My mom asked me the other day, “What happened to your blog?”. This confirmed two things:

  1. I haven’t written in far too long. Apologies to you, Dear Reader! It has been a busy summer for this li’l improvisor, and if I am being completely honest, a challenging one. The great news is though, as the autumn leaves fall, I’m back baby!
  2. My MOM reads my blog. Which is pretty much the best thing that has ever happened to me. If my mom wants to read my intellectual ramblings, then heck, I should write them down.

So, here goes!

It just so happened that in July, I was at a festival with a high concentration of fierce, brilliant women improvisors. We’re talking crème-de-la-crème here. And it JUST so happened, at that same festival, one of the headlining acts was detained, and couldn’t make it. And so, a time slot needed to be filled. And it just so happened, the festival directors asked six of these fierce, brilliant women I mentioned before to perform.

It’s rare, an opportunity like this, and it’s pretty much my favourite way to improvise. Find a relatively high-stakes scenario (like performing on the sold-out final night of a festival). Put together a random assemblage of performers who you admire. Decide right before the show what you will attempt to do. Do a couple circle warm ups. There’s not much more you can do to be ready. You don’t have time to worry, days leading up to your show. You don’t have the woulda-shoulda-couldas post-show.

The best part? Improv actually feels spontaneous.

Our show was electric. From the first second we were on stage I felt like I was glowing from the inside out. How could I not be? I was on stage with one of my oldest friends, and the brightest talent, Kirsten Rasmussen. Next to me was one of my creative besties, the ever-rad Ember Konopaki.
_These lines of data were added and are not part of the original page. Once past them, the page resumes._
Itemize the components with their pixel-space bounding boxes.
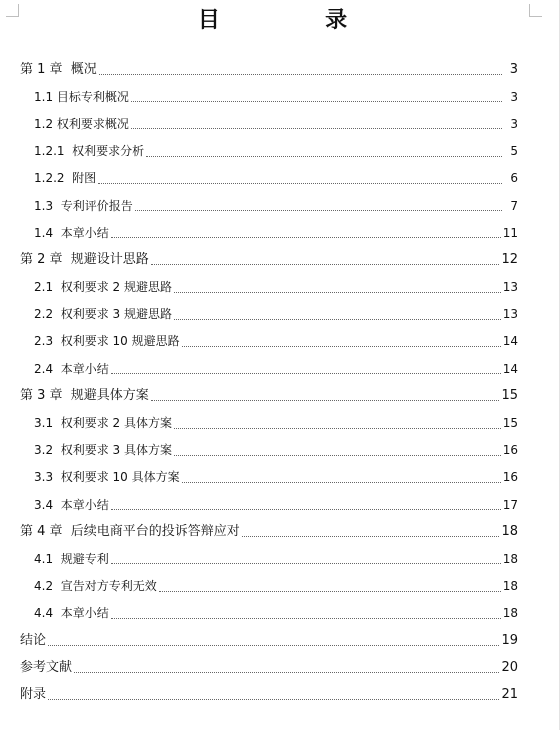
toc-dot-leader — [159, 591, 501, 592]
toc-section-entry[interactable] — [20, 355, 518, 382]
toc-section-entry[interactable] — [20, 573, 518, 600]
toc-page-number: 7 — [510, 198, 518, 213]
toc-section-entry[interactable] — [20, 301, 518, 328]
table-of-contents — [20, 56, 518, 709]
toc-entry-label: 4.2 宣告对方专利无效 — [34, 579, 157, 594]
toc-page-number: 15 — [502, 416, 518, 431]
toc-dot-leader — [182, 482, 501, 483]
toc-page-number: 20 — [501, 659, 518, 675]
toc-dot-leader — [146, 156, 502, 157]
toc-entry-label: 2.2 权利要求 3 规避思路 — [34, 307, 172, 322]
toc-section-entry[interactable] — [20, 437, 518, 464]
toc-entry-label: 第 4 章 后续电商平台的投诉答辩应对 — [20, 523, 240, 539]
toc-entry-label: 3.1 权利要求 2 具体方案 — [34, 416, 172, 431]
toc-dot-leader — [131, 128, 502, 129]
toc-section-entry[interactable] — [20, 192, 518, 219]
toc-dot-leader — [48, 699, 499, 700]
toc-dot-leader — [174, 455, 501, 456]
toc-entry-label: 3.3 权利要求 10 具体方案 — [34, 470, 180, 485]
toc-dot-leader — [48, 645, 499, 646]
toc-entry-label: 3.4 本章小结 — [34, 497, 109, 512]
toc-page-number: 21 — [501, 686, 518, 702]
toc-entry-label: 第 2 章 规避设计思路 — [20, 251, 149, 267]
toc-page-number: 15 — [501, 387, 518, 403]
toc-dot-leader — [135, 210, 502, 211]
toc-entry-label: 2.1 权利要求 2 规避思路 — [34, 280, 172, 295]
toc-dot-leader — [131, 101, 502, 102]
toc-entry-label: 附录 — [20, 686, 47, 702]
toc-entry-label: 1.3 专利评价报告 — [34, 198, 133, 213]
toc-page-number: 16 — [502, 470, 518, 485]
toc-entry-label: 2.3 权利要求 10 规避思路 — [34, 334, 180, 349]
toc-section-entry[interactable] — [20, 110, 518, 137]
toc-entry-label: 1.2.1 权利要求分析 — [34, 144, 145, 159]
toc-dot-leader — [111, 618, 501, 619]
toc-page-number: 18 — [502, 579, 518, 594]
toc-page-number: 3 — [510, 116, 518, 131]
toc-dot-leader — [242, 536, 500, 537]
toc-entry-label: 1.2 权利要求概况 — [34, 116, 129, 131]
toc-section-entry[interactable] — [20, 138, 518, 165]
toc-dot-leader — [182, 346, 501, 347]
toc-page-number: 12 — [501, 251, 518, 267]
toc-entry-label: 1.1 目标专利概况 — [34, 89, 129, 104]
toc-title: 目 录 — [197, 8, 378, 33]
toc-chapter-entry[interactable] — [20, 246, 518, 273]
toc-dot-leader — [111, 563, 501, 564]
toc-section-entry[interactable] — [20, 274, 518, 301]
toc-entry-label: 4.4 本章小结 — [34, 606, 109, 621]
toc-entry-label: 结论 — [20, 632, 47, 648]
toc-entry-label: 2.4 本章小结 — [34, 361, 109, 376]
toc-dot-leader — [151, 264, 500, 265]
toc-page-number: 19 — [501, 632, 518, 648]
toc-chapter-entry[interactable] — [20, 382, 518, 409]
toc-page-number: 17 — [502, 497, 518, 512]
toc-dot-leader — [174, 319, 501, 320]
toc-section-entry[interactable] — [20, 409, 518, 436]
toc-page-number: 18 — [501, 523, 518, 539]
toc-section-entry[interactable] — [20, 83, 518, 110]
toc-page-number: 3 — [510, 89, 518, 104]
toc-page-number: 14 — [502, 361, 518, 376]
toc-entry-label: 参考文献 — [20, 659, 73, 675]
toc-chapter-entry[interactable] — [20, 56, 518, 83]
toc-dot-leader — [174, 428, 501, 429]
toc-page-number: 13 — [502, 280, 518, 295]
toc-entry-label: 第 3 章 规避具体方案 — [20, 387, 149, 403]
toc-dot-leader — [111, 509, 501, 510]
toc-dot-leader — [74, 672, 499, 673]
toc-page-number: 14 — [502, 334, 518, 349]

Then there was Leigh Cameron, who I performed with in a VIIF ensemble, who is brilliant with characters, and a gorgeous weirdo. Oh, and as if that wasn’t mirth enough, Kristen Schier was there too! She’s an absolute beacon of positivity and inspiration. And Laura Doorneweerd from Amsterdam, who has a great mind for form, and a beautiful patience when performing. Basically, you took a bunch of my heroes and put them on stage together. We were also joined by a musician who I had just met, named Kyle, who was also pretty damn special. Oh, and did I mention, we all wore matching outfits and it looked FUCKING GREAT?!

Witches melting. Photograph by Chelsea Petrakis http://www.chelseapetrakis.com/

We had planned to do a form that Kirsten had pitched: alternating matching scenes (where improvisors join the energy of the other characters on stage) with an increasing number of improvisors (first 2, then 3, then 4, 5, 6), with more grounded two-person scenes. By the third beat of the show, which was a very funny group game about basketball players who are constantly losing the ball, we all had jumped in, and the format was OUT THE WINDOW. We were flying beat to beat, completely flowing in agreement, soaking up the whole stage, throwing in a song in the middle of a group game, making some amazing callbacks, and ending on a bookend to the beginning of the show.

When it was all over, I was shocked. The audience also seemed shocked. They stood up for an ovation. I was awash in the whole mystical experience.

How could we have done such a cohesive show? Some of the women hardly knew one another. We didn’t rehearse. We randomly asked for a musician, having no idea how we would use him. And between you and me, our outfits could have matched more… HOW WAS THIS SHOW EVEN POSSIBLE?

We had no idea what would happen. They audience understood that too. And that excitement, when combined with the power of our training, our belief in one another, our commitment to good work, and our trust in the moment gave us an amazing show.  That’s the magic of true spontaneity.